Die beeindruckenden Leistungen von Aufsteiger FC Ingolstadt haben erwartungsgemäß auch ihre Kehrseite. Wie der ‚kicker‘ berichtet, könnte ein Trio der ‚Schanzer‘ Begehrlichkeiten bei der Konkurrenz wecken. Dabei handelt es sich um die Aufstiegshelden Pascal Groß, Benjamin Hübner und Lukas Hinterseer. „Aktuell gibt es keine Anfragen.
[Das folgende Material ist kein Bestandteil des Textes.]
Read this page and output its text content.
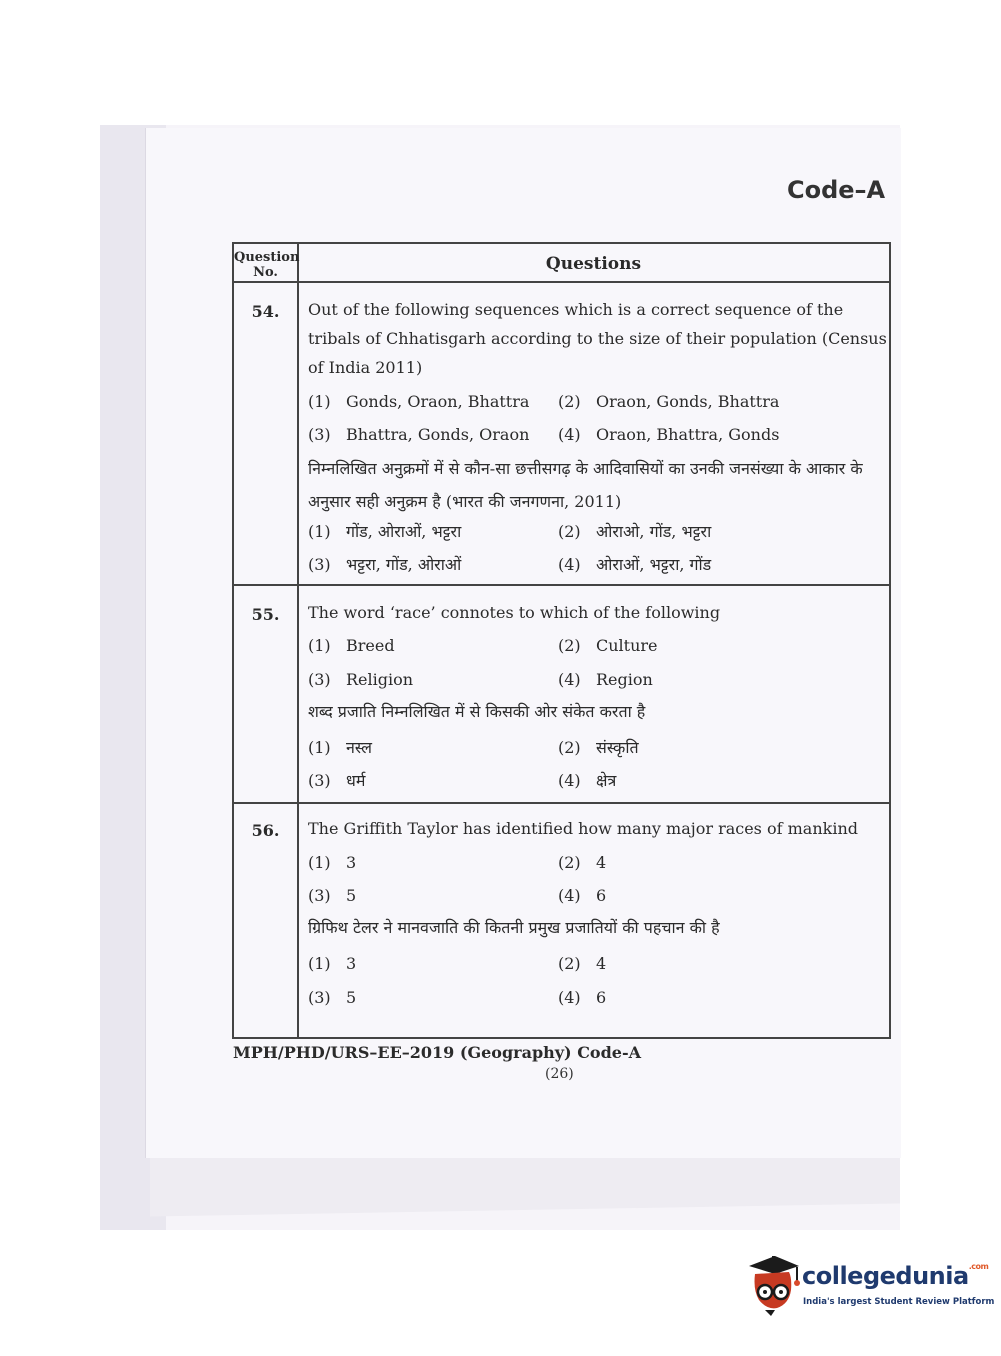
Code–A
Question No.	Questions
54.	Out of the following sequences which is a correct sequence of the tribals of Chhatisgarh according to the size of their population (Census of India 2011)
(1) Gonds, Oraon, Bhattra (2) Oraon, Gonds, Bhattra
(3) Bhattra, Gonds, Oraon (4) Oraon, Bhattra, Gonds
निम्नलिखित अनुक्रमों में से कौन-सा छत्तीसगढ़ के आदिवासियों का उनकी जनसंख्या के आकार के अनुसार सही अनुक्रम है (भारत की जनगणना, 2011)
(1) गोंड, ओराओं, भट्टरा	(2) ओराओ, गोंड, भट्टरा
(3) भट्टरा, गोंड, ओराओं	(4) ओराओं, भट्टरा, गोंड
55.	The word ‘race’ connotes to which of the following
(1) Breed	(2) Culture
(3) Religion	(4) Region
शब्द प्रजाति निम्नलिखित में से किसकी ओर संकेत करता है
(1) नस्ल	(2) संस्कृति
(3) धर्म	(4) क्षेत्र
56.	The Griffith Taylor has identified how many major races of mankind
(1) 3	(2) 4
(3) 5	(4) 6
ग्रिफिथ टेलर ने मानवजाति की कितनी प्रमुख प्रजातियों की पहचान की है
(1) 3	(2) 4
(3) 5	(4) 6
MPH/PHD/URS–EE–2019 (Geography) Code-A
(26)
collegedunia$^{.com}$
India's largest Student Review Platform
Wenn Angebote reinflattern, ist das ein Beweis dafür, dass wir auf dem richtigen Weg sind“, erklärt Sportdirektor Thomas Linke, dass derzeit noch alles ruhig ist.

Dennoch gibt er sich nicht illusorisch: „Ich sehe uns nicht als Nabel der Welt. Wir sind nicht die Endstation für die meisten unserer Spieler. Wenn man sich entscheidet, auf junge Spieler zu setzen, dann muss man davon ausgehen, dass der eine oder andere mal wechseln will.“ Trotzdem ist der 45-Jährige davon überzeugt, die Kicker des FCI wissen, was sie in Ingolstadt haben. „Ich bin mir sicher, dass es sich jeder Spieler hier dreimal überlegt, ob er den Schritt zu einem anderen Verein machen will. Denn das Klima, das hier durch das Trainerteam und das Umfeld geschaffen wird, findet man nicht so häufig“, so Linke weiter. Erst vergangene Woche hatte sich der Kontrakt von Spielmacher Groß automatisch bis 2017 verlängert. Nach acht Spieltagen liegt der Bundesliga-Neuling auf einem beachtlichen sechsten Rang.